VI. Desejar, se puder, ardentemente. Todo desejo é propulsor. Principalmente quando se lê o que Victor Hugo escreveu a respeito. Mesmo a insegurança na escolha do ser e do objeto desejados pode indicar um roteiro melhor do que a segurança de um horizonte próximo demais, dependendo do quanto se pretenda expandir. Deseje julgar e, efetivamente, julgue. Foi ainda com os romanos que morreu o direito de não julgar — sibi non liquere. O poder delegado legítimo emana de uma fonte autêntica. Não inverta a ordem de quem o concede com a de quem o exerce.

VII. Nosso país é uma permanente encruzilhada de aflições. Para vencê-las, mesmo quando elas são geradas dentro de nós mesmos, das nossas insuficiências, é preciso ter conhecimento. Assim, ampliar sempre a capacidade de perceber, sem vislumbrar limites, não é uma meta, ou uma vaidade narcísea, mas um caminho necessário. Para ser tocado pelo grandioso, do pleno ciente humano, é preciso ter a humildade de reconhecê-lo, como a de admitir que ele só nos alcança porque provém do que está no mundo fora de nós.

VIII. “Amigos são a família que escolhemos ter”, escreveu William Shakespeare. Não os abandonemos e, sobretudo, consentindo com nosso próprio distanciamento, não os obriguemos a que nos abandonem. Enquanto não cruzamos a linha do mergulho no mistério do finito, conduzidos por mãos alheias, nenhum gesto pode ser mais generoso do que a fraternidade de um amigo. Nossos companheiros de rota sempre nos mostram que é necessário prosseguir.

IX. A mediocridade é o maior de todos os males, pois — condescendendo com ela — aceitamos que a comiseração para conosco se instale definitivamente em nosso espírito. Entenda que, sofrendo com o peso disseminado do medíocre, muitas vezes mostramos quanto o estamos repelindo. Não se deixe tomar por homenagens laudatórias, não consinta, não as promova; elas não trazem ganho, mas queda no irremediável lugar-comum. E sua vida ficará presa.

Acredite que tem méritos por já estar no seu meio, mas acredite mais que há maiores e menores em outros, onde quer que esteja. Por isso, nunca seja o principal reivindicador deles. Seus rastros — quando tenham a sua autoria marcante e percepção única — poderão sempre ficar como um valor para outros, se a tanto o seu trabalho alcançar concretamente. Isto é bem mais do que a conquista ostentatória dos arrivistas pois, afora a pompa circunstancial, com o tempo ela se esvai no soturno esquecimento a que os justos têm direito, mas suscitará a ambição de ultrapassá-la no outro arrivista idólatra, que virá depois, numa espiral louca e sem fim.

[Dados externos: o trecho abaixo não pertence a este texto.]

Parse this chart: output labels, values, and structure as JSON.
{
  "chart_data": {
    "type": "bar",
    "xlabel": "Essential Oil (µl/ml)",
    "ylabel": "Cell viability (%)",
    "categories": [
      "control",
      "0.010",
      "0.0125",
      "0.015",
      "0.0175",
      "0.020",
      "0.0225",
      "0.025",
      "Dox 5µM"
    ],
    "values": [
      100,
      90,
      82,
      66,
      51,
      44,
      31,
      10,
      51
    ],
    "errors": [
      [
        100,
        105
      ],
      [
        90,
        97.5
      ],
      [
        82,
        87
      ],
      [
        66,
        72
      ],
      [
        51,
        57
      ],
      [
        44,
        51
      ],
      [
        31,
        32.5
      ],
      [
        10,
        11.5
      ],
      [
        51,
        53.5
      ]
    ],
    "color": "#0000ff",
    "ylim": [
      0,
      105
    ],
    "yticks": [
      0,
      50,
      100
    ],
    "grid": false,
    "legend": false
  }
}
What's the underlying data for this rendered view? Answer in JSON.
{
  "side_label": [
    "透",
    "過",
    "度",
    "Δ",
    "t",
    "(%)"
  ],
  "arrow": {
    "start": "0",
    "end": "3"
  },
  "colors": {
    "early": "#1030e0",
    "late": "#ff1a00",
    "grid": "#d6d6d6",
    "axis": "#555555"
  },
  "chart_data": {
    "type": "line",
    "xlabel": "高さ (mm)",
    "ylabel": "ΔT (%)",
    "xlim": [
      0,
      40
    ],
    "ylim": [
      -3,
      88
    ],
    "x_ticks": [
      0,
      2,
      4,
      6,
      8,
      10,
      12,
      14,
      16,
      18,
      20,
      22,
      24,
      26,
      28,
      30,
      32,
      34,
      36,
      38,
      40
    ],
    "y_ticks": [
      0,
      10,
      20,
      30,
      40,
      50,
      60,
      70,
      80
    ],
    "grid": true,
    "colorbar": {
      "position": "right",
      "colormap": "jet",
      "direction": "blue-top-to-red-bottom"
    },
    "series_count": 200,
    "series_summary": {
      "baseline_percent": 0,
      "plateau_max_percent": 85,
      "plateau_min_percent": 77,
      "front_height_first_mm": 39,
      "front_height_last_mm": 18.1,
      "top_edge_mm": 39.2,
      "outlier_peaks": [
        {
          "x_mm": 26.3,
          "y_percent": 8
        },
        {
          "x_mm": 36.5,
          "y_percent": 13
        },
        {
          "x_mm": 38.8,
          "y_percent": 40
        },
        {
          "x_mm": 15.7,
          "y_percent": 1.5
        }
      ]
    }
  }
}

X. Nenhuma profissão realiza uma vida. Isso é bom, pois a recíproca também é verdadeira: a vida não se confina em uma profissão. Grandes homens tiveram variados interesses. Seguido, isso foi o que os fez grandes. O juiz, em geral, tem o privilégio de observar dados da realidade com a luneta de Galileu. Mas, como o sábio, deve acreditar no que vê, sem idolatria ao magnífico instrumento de observação que lhe foi dado.